Poster Session 4
Zichao Wen, PhD
Washington University School of medicine in St. Louis
St. Louis, Missouri, United States
Hui Wang, PhD
Washington University School of Medicine in St. Louis
St. Louis, Missouri, United States
Hansong Gao, MSc
Washington University School of Medicine in St. Louis
St. Louis, Missouri, United States
Yuelin Li, MSc
Washington University School of Medicine in St. Louis
St. Louis, Missouri, United States
Yuan Nan, MSc
Washington University School of Medicine in St. Louis
St. Louis, Missouri, United States
Josephine Lau, MSc
Washington University School of Medicine in St. Louis
St. Louis, Missouri, United States
Yong Wang, PhD (he/him/his)
Washington University School of Medicine in St. Louis
St. Louis, Missouri, United States
This study aims to analyze the correlation between initiation and duration of Electromyometrial Imaging (EMMI)-reconstructed electrical activity across the whole 3D uterine surface, which could provide new insights into electrophysiological “pacemakers” in human labor contractions.
Study Design: The Washington Institutional Review Board approved this prospective cohort study. Following informed consent, 38 subjects underwent MRI at ~37 weeks of gestation to capture subject-specific body-uterus geometry. Upon admission to Labor & Delivery Unit and during active labor (≥4 cm dilation with regular contractions), ≤192 electrodes were applied to the abdomen and back. Electrical potentials on the body were recorded for ~1 hour. EMMI generated uterine potential maps, electrogram bursts, and isochrone maps of burst initiation and duration (Fig. 1). Four representative uterine EMG (A-D) are shown.

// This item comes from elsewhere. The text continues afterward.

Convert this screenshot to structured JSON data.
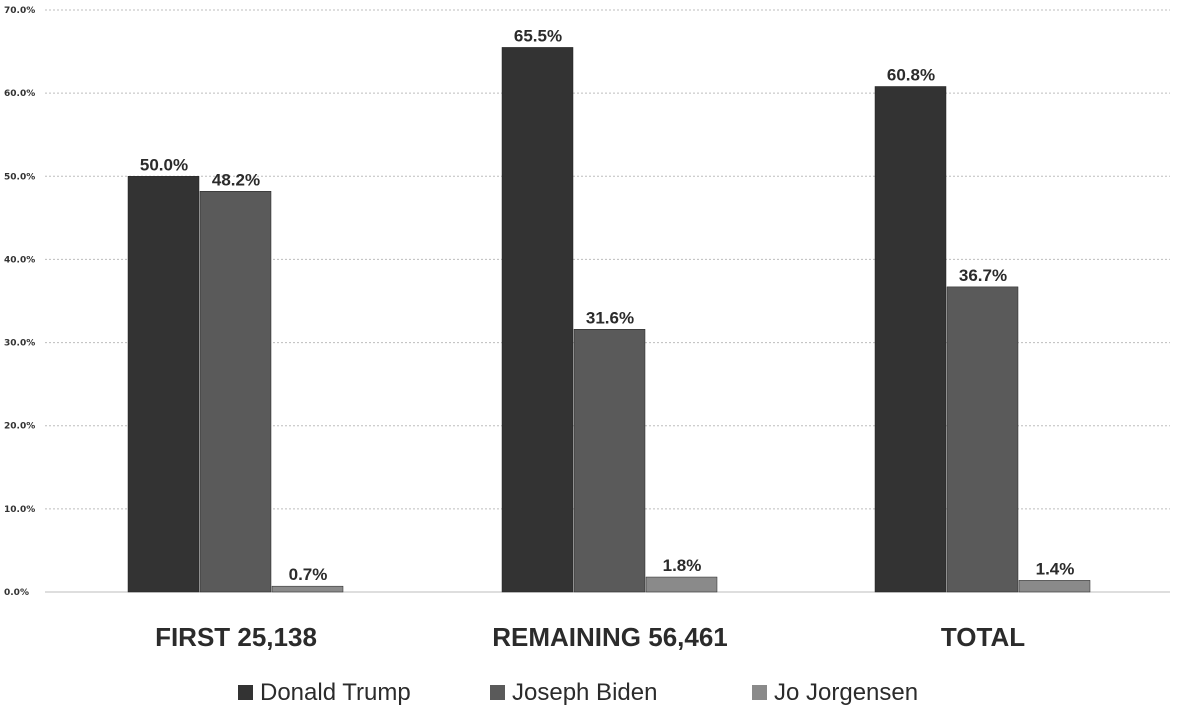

Results: A strong negative correlation (Fig. 2) was observed between burst initiation time and duration, suggesting uterine regions with earlier activation had longer burst durations. Uterine locations B-D in Fig. 1 are depicted in the scatter plot. Statistics of R2, P-values, and slopes for 482 contractions from 38 subjects are also shown in Fig. 2. This finding aligns with the concept that the uterus does not have a single, dedicated, anatomical pacemaker, but instead shows variable initiation sites for each contraction, supporting the idea of multiple, widely dispersed, functional “pacemakers”.

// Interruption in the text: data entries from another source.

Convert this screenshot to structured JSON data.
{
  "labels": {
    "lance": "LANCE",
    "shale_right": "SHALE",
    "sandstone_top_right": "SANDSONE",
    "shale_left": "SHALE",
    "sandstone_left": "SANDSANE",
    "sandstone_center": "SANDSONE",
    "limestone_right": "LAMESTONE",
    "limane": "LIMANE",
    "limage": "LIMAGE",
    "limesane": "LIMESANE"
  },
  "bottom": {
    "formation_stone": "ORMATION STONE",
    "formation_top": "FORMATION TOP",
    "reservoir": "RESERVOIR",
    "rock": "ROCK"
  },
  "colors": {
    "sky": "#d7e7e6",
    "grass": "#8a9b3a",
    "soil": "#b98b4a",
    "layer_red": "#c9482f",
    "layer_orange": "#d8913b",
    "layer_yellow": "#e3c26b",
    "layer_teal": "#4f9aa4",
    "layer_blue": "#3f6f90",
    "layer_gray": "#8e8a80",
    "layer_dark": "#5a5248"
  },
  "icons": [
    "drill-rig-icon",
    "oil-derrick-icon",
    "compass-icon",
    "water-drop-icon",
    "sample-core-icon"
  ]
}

Conclusion: The inverse relationship between burst initiation time and duration highlights the importance of early-activating regions in maintaining normal uterine contractions. These findings challenge the traditional notion of an anatomically fixed uterine pacemaker like the heart's sinoatrial node. Instead, the data support the hypothesis that the uterus operates with multiple functional “pacemakers,” likely coordinated through intrauterine pressure. Future studies should address potential bias from varying detected contractions per subject to refine these findings and explore uterine contraction coordination mechanisms.